“分散一下圆圆的注意力。”外面传来叶暮想的声音,“今天不做了。”
傅朝思匆忙穿上拖鞋下床,看到叶暮想正给圆圆开罐头。
“咱不能为了它禁欲吧?”傅朝思从背后搂上叶暮想,下巴搭在他肩膀上,“来嘛!人家还硬着呢!”

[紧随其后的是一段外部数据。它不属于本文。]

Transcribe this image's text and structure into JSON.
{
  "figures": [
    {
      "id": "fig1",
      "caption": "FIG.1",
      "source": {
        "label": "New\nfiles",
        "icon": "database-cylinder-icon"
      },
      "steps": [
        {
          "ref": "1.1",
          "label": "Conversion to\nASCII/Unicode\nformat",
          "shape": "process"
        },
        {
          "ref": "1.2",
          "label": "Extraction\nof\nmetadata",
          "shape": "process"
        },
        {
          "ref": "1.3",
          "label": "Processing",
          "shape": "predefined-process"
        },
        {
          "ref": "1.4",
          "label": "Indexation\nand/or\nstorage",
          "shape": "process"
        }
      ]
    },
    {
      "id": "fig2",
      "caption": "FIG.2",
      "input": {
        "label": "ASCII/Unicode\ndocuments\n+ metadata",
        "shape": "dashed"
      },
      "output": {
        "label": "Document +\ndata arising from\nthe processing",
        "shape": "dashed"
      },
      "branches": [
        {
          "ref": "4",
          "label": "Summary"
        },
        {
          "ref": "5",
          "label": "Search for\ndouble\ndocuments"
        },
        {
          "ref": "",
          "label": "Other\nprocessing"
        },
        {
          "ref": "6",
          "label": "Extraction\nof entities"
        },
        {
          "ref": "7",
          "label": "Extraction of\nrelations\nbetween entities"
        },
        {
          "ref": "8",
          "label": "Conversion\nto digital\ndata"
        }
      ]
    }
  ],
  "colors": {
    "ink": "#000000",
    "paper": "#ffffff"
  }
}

叶暮想扒开傅朝思搂着腰的胳膊,极为无情,“你自己解决”
给圆圆吃了一些罐头后,叶暮想又拿出逗猫棒陪它玩。
被冷落的傅朝思盘着腿坐沙发一角,支着下巴生闷气。
又逗了一会儿,叶暮想看了眼时间,将逗猫棒递给傅朝思,“我得回去了,你看着圆圆。如果还有叫和缠你的倾向,就多逗逗它,分散一下他的注意力,否则它会很难受。”
傅朝思甩着手里的逗猫棒,扯着嘴角闷闷不乐,“就它难受吗?我也很难受,怎么就没人安抚我。”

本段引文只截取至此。